Overview – What is it?
Diabetes is a chronic disease that occurs as a result of the pancreas producing an insufficient amount of insulin for the body or when the body does not use the insulin produced by the pancreas effectively. Insulin is the hormone responsible for regulating blood sugar in the body. The lack of insulin in the body or the underutilization of insulin by the body, brings about diabetes. The main types of diabetes are diabetes type 1, type 2 and gestational diabetes.
The symptoms for diabetes vary, depending on the type of diabetes one has. For example, unintended weight loss is a symptom in people with type 1 and 2 diabetes. To determine whether a person has diabetes, a doctor checks the sugar level in the blood.
Though diabetes is not curable, it can be controlled using medication. Type 2 diabetes can be prevented by eating healthy, maintaining a healthy weight and avoiding tobacco smoking and trying to maintain a healthy lifestyle in general.
Causes – What causes it?
Different types of diabetes are caused by different factors, including:
- Deficiency in insulin production: This causes type 1 diabetes which is also referred to as Insulin-Dependent Diabetes Mellitus (IDDM), Childhood-onset, or Juvenile Diabetes. This type of diabetes is not common, nor is it preventable. It however requires daily administering of insulin to the body.
- Ineffective use of insulin by the body (Insulin Resistance): This causes type 2 diabetes also known as Diabetes Mellitus, Non-Insulin-Dependent Diabetes (NIDD), or Adult-Onset Diabetes. This type of diabetes is the most common type and is mainly brought about by excess body weight and lack of physical activity.
- Gestational diabetes: This type of diabetes on the other hand, occurs during pregnancy due to the hormones produced by the placenta impairing the action of insulin in the cells and in turn, raising blood sugar.
Symptoms – What do you feel?
The symptoms for diabetes may vary depending on the type an individual is suffering from.
Some symptoms of juvenile diabetes (type 1) are:
- Frequent urination,
- Increased thirst and extreme hunger,
- Unintentional weight loss,
- Changes in vision,
- Mood changes,
- Fatigue and
- Constant hunger.
- Bed wetting in children who were not bedwetters before.
The symptoms for non-insulin-dependent diabetes (type 2) include:
- Frequent urination,
- Feeling thirsty and hungry frequently,
- Slow healing of sores,
- Weight loss,
- Frequent Infections,
- Blurred vision,
- Patches of darkened skin.
Gestational diabetes does not show noticeable signs and symptoms and therefore women who intend on getting pregnant should get checked so as to determine their risk of getting gestational diabetes.

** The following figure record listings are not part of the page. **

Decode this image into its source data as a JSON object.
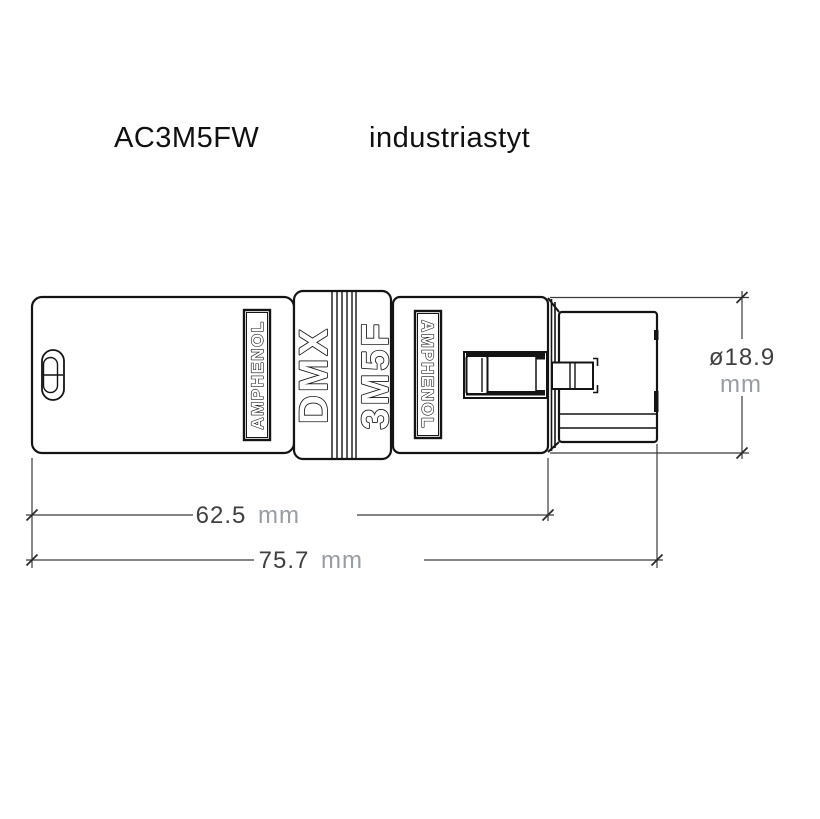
{
  "header": {
    "model": "AC3M5FW",
    "style_label": "industriastyt"
  },
  "connector": {
    "brand": "AMPHENOL",
    "marking_dmx": "DMX",
    "marking_type": "3M5F"
  },
  "dimensions": {
    "body_length": {
      "value": "62.5",
      "unit": "mm"
    },
    "total_length": {
      "value": "75.7",
      "unit": "mm"
    },
    "diameter": {
      "value": "ø18.9",
      "unit": "mm"
    }
  },
  "colors": {
    "line": "#141414",
    "dimension_value": "#3f3f3f",
    "dimension_unit": "#989ca3",
    "background": "#ffffff"
  }
}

Diagnosis – How do you diagnose it?
- Glycated Haemoglobin (A1C) Test: This is a blood test that is done to check the average blood sugar level. It also measures the percentage of blood sugar attached to haemoglobin. A 6.5% or higher level indicates that a person has diabetes, 5.7% to 6.4% indicates prediabetes, while 5.7 % and below indicate normal blood sugar levels. This test is, however, not available for pregnant women or for people with an uncommon haemoglobin form that can make the test inaccurate.
- Fasting blood sugar test: This test is done after an overnight fast.
- Random blood sugar test: This test is used to check for blood sugar at a random time.
- Oral glucose tolerance test: This test is done following an overnight fast, after which a person drinks a sugary liquid, and the blood sugar level is tested again. It is done periodically for 2 hours.
Gestational diabetes, however, has no guidelines for screening which makes screening for all pregnant women the best option.
Treatment – How do you treat it?
The treatment options for diabetes depends on the type of diabetes an individual is suffering from.
Type 1 diabetes can be treated through the following options:
- Taking Insulin,
- Eating a healthily – foods rich in fibre and low in fats and calories, vegetables and fruit,
- Maintaining a healthy weight and exercising regularly,
- Monitoring blood sugar regularly,
Type 2 diabetes is treated by:
- Eating healthily – foods low in fats but high in fibre, fruits and vegetables,
- Exercising regularly,
- Monitoring blood sugar,
- Taking diabetes medication or insulin therapy.
Gestational diabetes is treated in the following ways:
- Eating a healthy diet,
- Exercising regularly,
- Monitoring the baby’s growth and development closely.
Prevention – How do you prevent it?
There is no known way to prevent type 1 diabetes. Type 2 and gestational diabetes, on the other hand, can be prevented by practising a healthy lifestyle through:
- Ensuring you eat healthy foods that are high in fibre but low in fats and calories.
- Maintaining a healthy weight.
- Ensuring you remain active physically.
- Using some medications, such as Metformin, which can also be used to reduce the risk of diabetes (type 2).